L’idée était de montrer patte blanche à toute une frange de la bourgeoisie chilienne. Le gouvernement redonne toute une série d’usines occupées à leurs propriétaires. Mais ça ne va pas du tout désarmer l’opposition de l’extrême droite, qui elle, va continuer à attaquer le gouvernement. Il y a même un général du gouvernement qui est assassiné par l’extrême droite. Ce même gouvernement fait passer une fameuse loi sur les armes, qu’on appelle la loi maudite. Quelle était l’idée derrière cette loi?

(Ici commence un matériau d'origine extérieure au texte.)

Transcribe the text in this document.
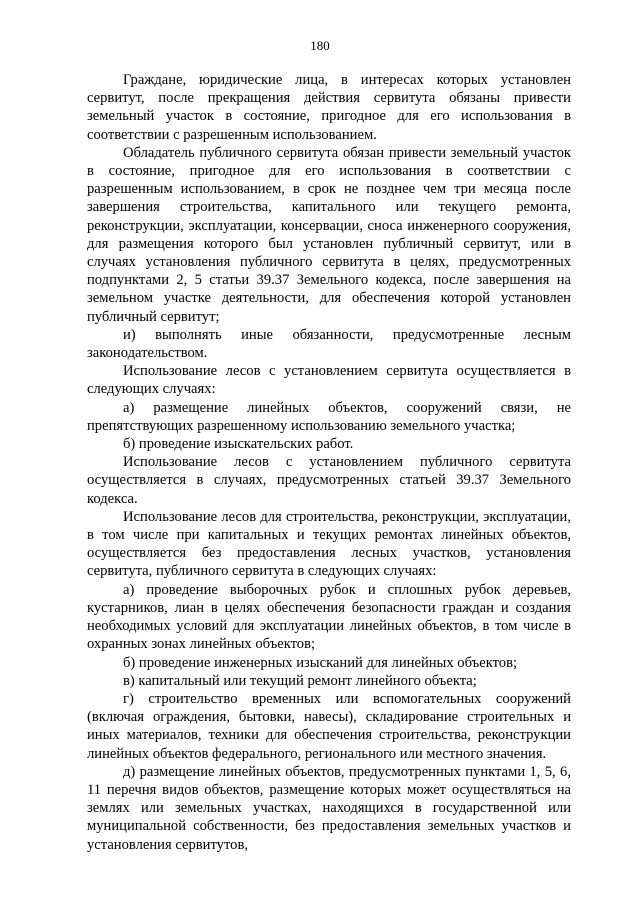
180

Граждане, юридические лица, в интересах которых установлен сервитут, после прекращения действия сервитута обязаны привести земельный участок в состояние, пригодное для его использования в соответствии с разрешенным использованием.

Обладатель публичного сервитута обязан привести земельный участок в состояние, пригодное для его использования в соответствии с разрешенным использованием, в срок не позднее чем три месяца после завершения строительства, капитального или текущего ремонта, реконструкции, эксплуатации, консервации, сноса инженерного сооружения, для размещения которого был установлен публичный сервитут, или в случаях установления публичного сервитута в целях, предусмотренных подпунктами 2, 5 статьи 39.37 Земельного кодекса, после завершения на земельном участке деятельности, для обеспечения которой установлен публичный сервитут;

и) выполнять иные обязанности, предусмотренные лесным законодательством.

Использование лесов с установлением сервитута осуществляется в следующих случаях:

а) размещение линейных объектов, сооружений связи, не препятствующих разрешенному использованию земельного участка;

б) проведение изыскательских работ.

Использование лесов с установлением публичного сервитута осуществляется в случаях, предусмотренных статьей 39.37 Земельного кодекса.

Использование лесов для строительства, реконструкции, эксплуатации, в том числе при капитальных и текущих ремонтах линейных объектов, осуществляется без предоставления лесных участков, установления сервитута, публичного сервитута в следующих случаях:

а) проведение выборочных рубок и сплошных рубок деревьев, кустарников, лиан в целях обеспечения безопасности граждан и создания необходимых условий для эксплуатации линейных объектов, в том числе в охранных зонах линейных объектов;

б) проведение инженерных изысканий для линейных объектов;

в) капитальный или текущий ремонт линейного объекта;

г) строительство временных или вспомогательных сооружений (включая ограждения, бытовки, навесы), складирование строительных и иных материалов, техники для обеспечения строительства, реконструкции линейных объектов федерального, регионального или местного значения.

д) размещение линейных объектов, предусмотренных пунктами 1, 5, 6, 11 перечня видов объектов, размещение которых может осуществляться на землях или земельных участках, находящихся в государственной или муниципальной собственности, без предоставления земельных участков и установления сервитутов,
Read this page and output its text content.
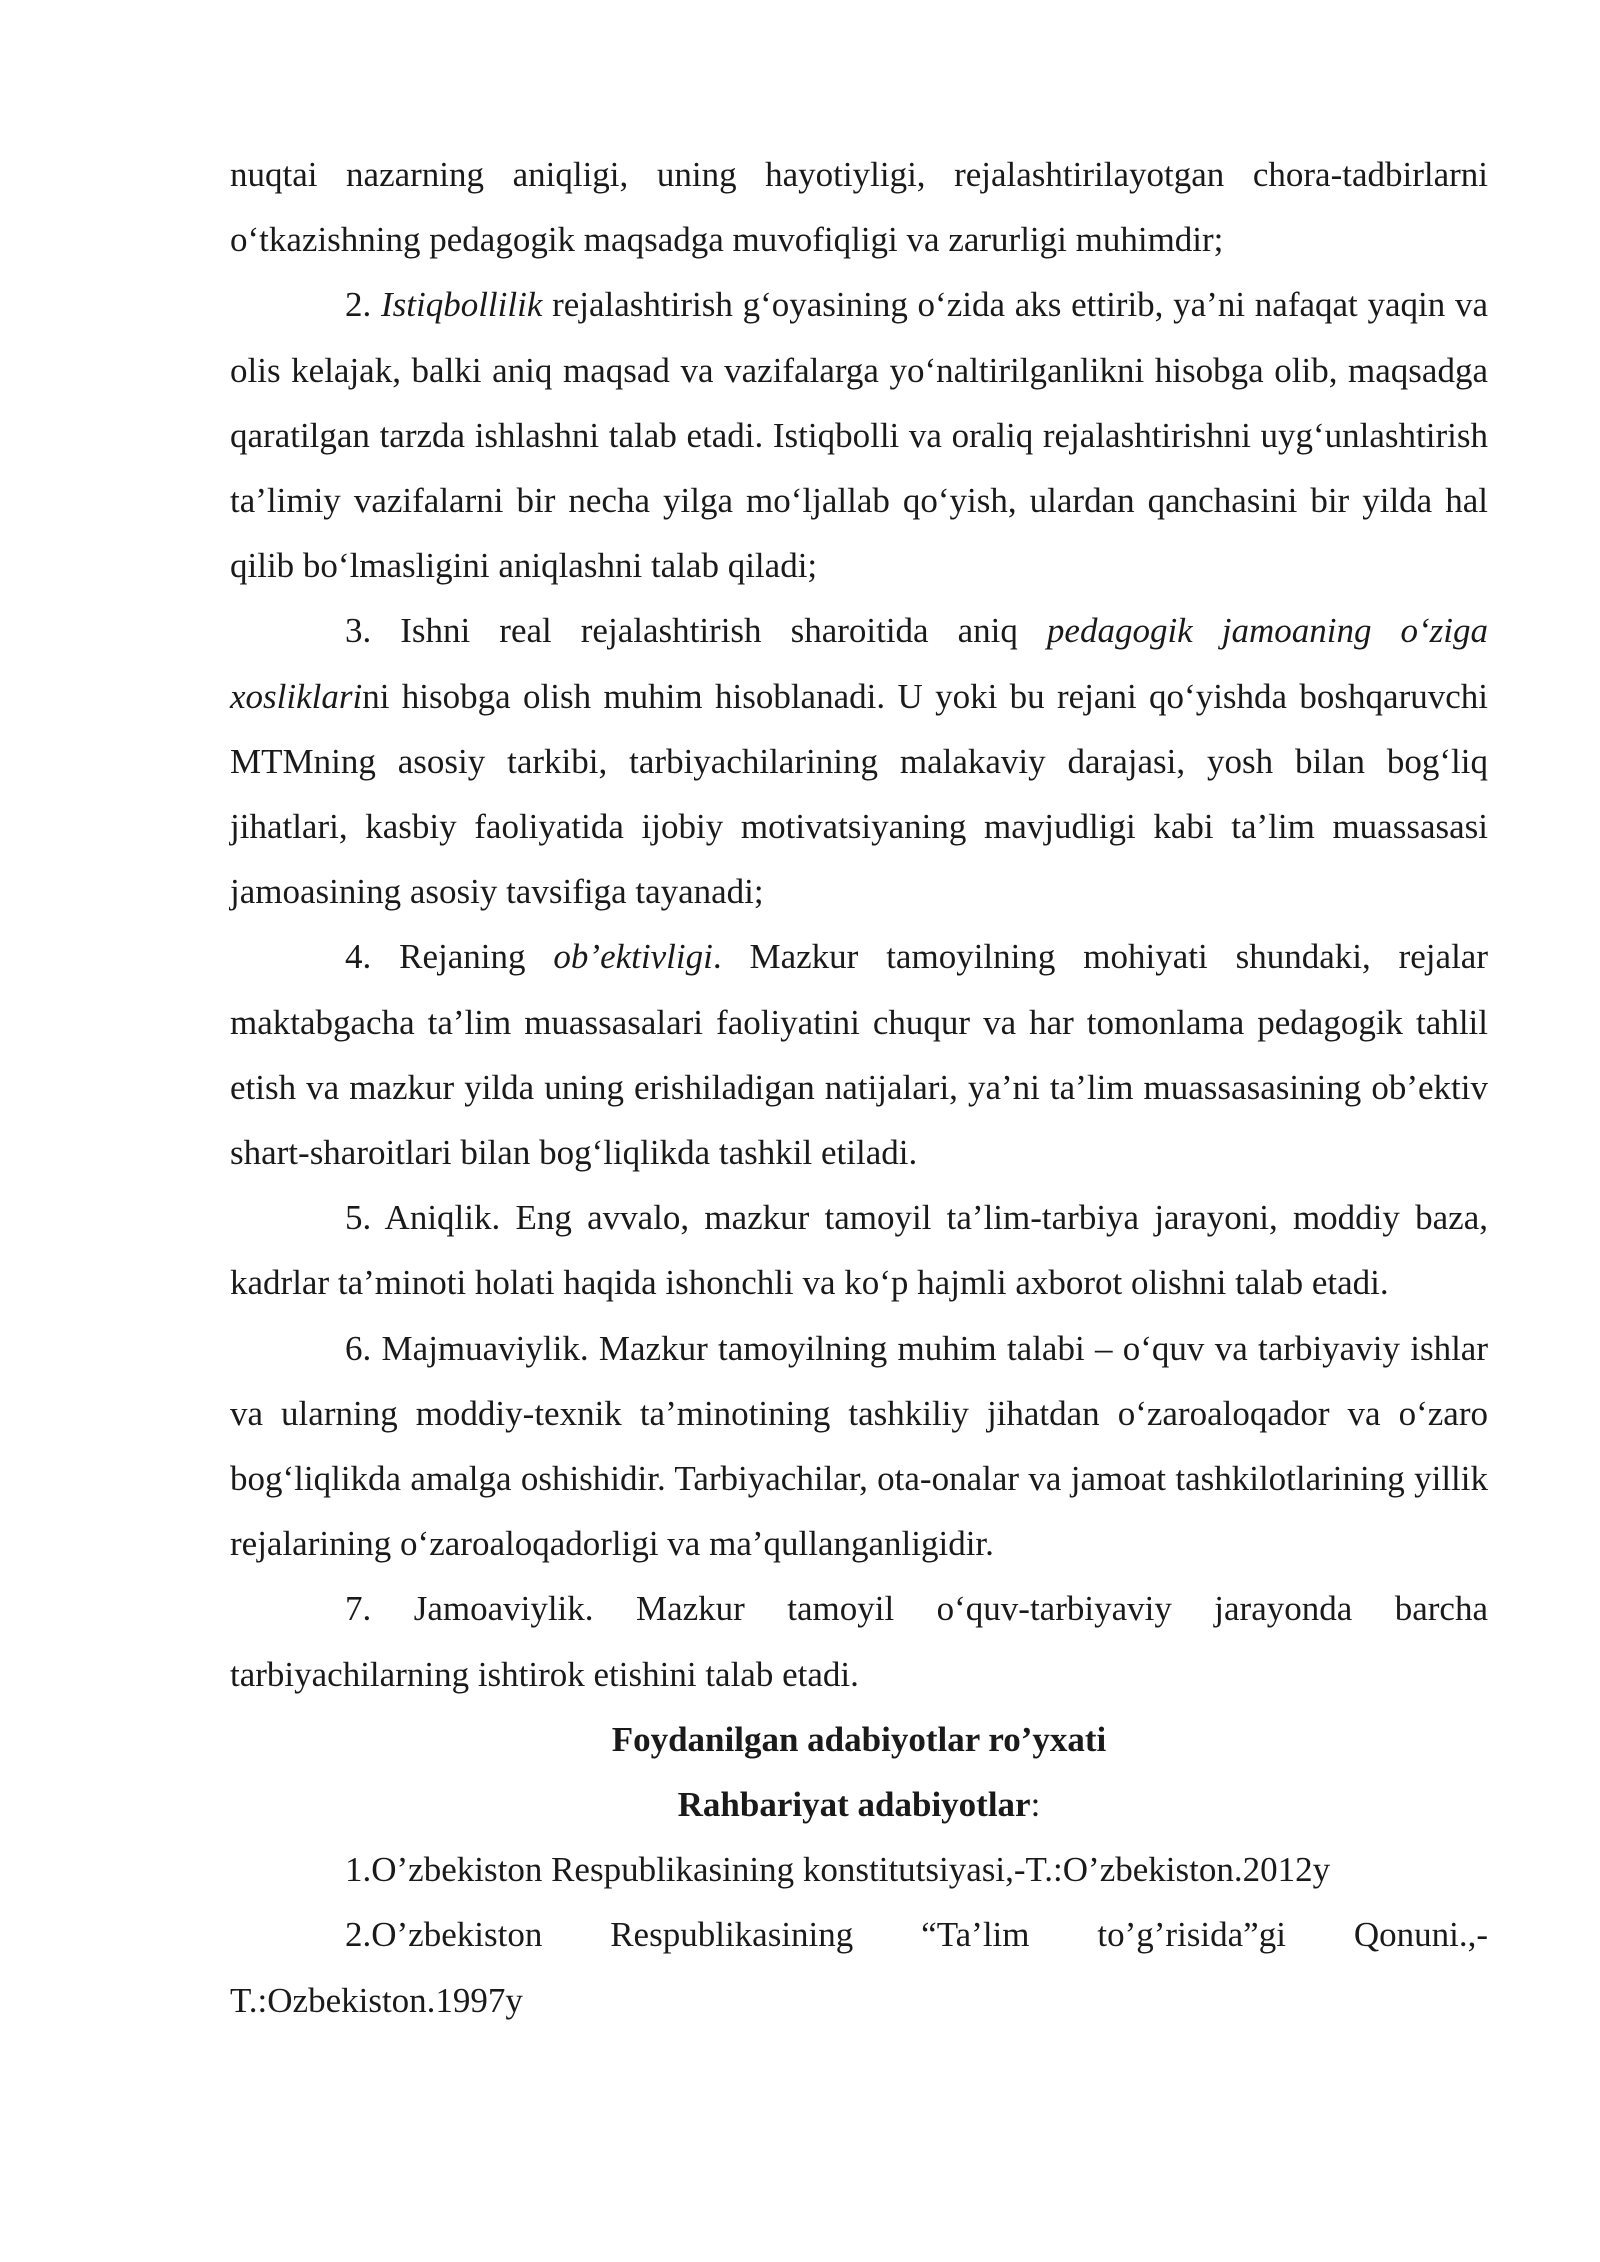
nuqtai nazarning aniqligi, uning hayotiyligi, rejalashtirilayotgan chora-tadbirlarni o‘tkazishning pedagogik maqsadga muvofiqligi va zarurligi muhimdir;

2. Istiqbollilik rejalashtirish g‘oyasining o‘zida aks ettirib, ya’ni nafaqat yaqin va olis kelajak, balki aniq maqsad va vazifalarga yo‘naltirilganlikni hisobga olib, maqsadga qaratilgan tarzda ishlashni talab etadi. Istiqbolli va oraliq rejalashtirishni uyg‘unlashtirish ta’limiy vazifalarni bir necha yilga mo‘ljallab qo‘yish, ulardan qanchasini bir yilda hal qilib bo‘lmasligini aniqlashni talab qiladi;

3. Ishni real rejalashtirish sharoitida aniq pedagogik jamoaning o‘ziga xosliklarini hisobga olish muhim hisoblanadi. U yoki bu rejani qo‘yishda boshqaruvchi MTMning asosiy tarkibi, tarbiyachilarining malakaviy darajasi, yosh bilan bog‘liq jihatlari, kasbiy faoliyatida ijobiy motivatsiyaning mavjudligi kabi ta’lim muassasasi jamoasining asosiy tavsifiga tayanadi;

4. Rejaning ob’ektivligi. Mazkur tamoyilning mohiyati shundaki, rejalar maktabgacha ta’lim muassasalari faoliyatini chuqur va har tomonlama pedagogik tahlil etish va mazkur yilda uning erishiladigan natijalari, ya’ni ta’lim muassasasining ob’ektiv shart-sharoitlari bilan bog‘liqlikda tashkil etiladi.

5. Aniqlik. Eng avvalo, mazkur tamoyil ta’lim-tarbiya jarayoni, moddiy baza, kadrlar ta’minoti holati haqida ishonchli va ko‘p hajmli axborot olishni talab etadi.

6. Majmuaviylik. Mazkur tamoyilning muhim talabi – o‘quv va tarbiyaviy ishlar va ularning moddiy-texnik ta’minotining tashkiliy jihatdan o‘zaroaloqador va o‘zaro bog‘liqlikda amalga oshishidir. Tarbiyachilar, ota-onalar va jamoat tashkilotlarining yillik rejalarining o‘zaroaloqadorligi va ma’qullanganligidir.

7. Jamoaviylik. Mazkur tamoyil o‘quv-tarbiyaviy jarayonda barcha tarbiyachilarning ishtirok etishini talab etadi.

Foydanilgan adabiyotlar ro’yxati

Rahbariyat adabiyotlar:

1.O’zbekiston Respublikasining konstitutsiyasi,-T.:O’zbekiston.2012y

2.O’zbekiston Respublikasining “Ta’lim to’g’risida”gi Qonuni.,-T.:Ozbekiston.1997y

Empêcher les milices d’extrême droite d’avoir accès aux armes. 

La loi maudite

Néanmoins, très vite, les juges, qui sont en écrasante majorité en faveur de la droite, vont attaquer les ouvriers et les ouvrières, les organisations politiques des travailleurs et travailleuses, les syndicats, les cordons industriels, les paysans et paysannes. Ils essaient systématiquement de rechercher des caches d’armes qui seraient cachées par le mouvement ouvrier. Cela va conduire à désarmer le mouvement ouvrier et habituer l’armée à intervenir dans les lieux de vie et de socialisation de la classe ouvrière. Petit à petit, cette loi va former l’armée pour être une armée de la dictature.

D’autres contradictions du gouvernement émergent avec une grande grève des mineurs. Historiquement, les mineurs sont très liés au Parti communiste chilien. Ils ont été la base de la création de la classe ouvrière chilienne. Mais ils sont devenus une couche favorisée dans la classe ouvrière. Suite à des luttes, leurs salaires sont devenus très élevés par rapport à ceux du reste de la classe ouvrière. Ils n’ont pas tant vu leurs conditions de vie augmenter durant le mouvement de Salvador Allende.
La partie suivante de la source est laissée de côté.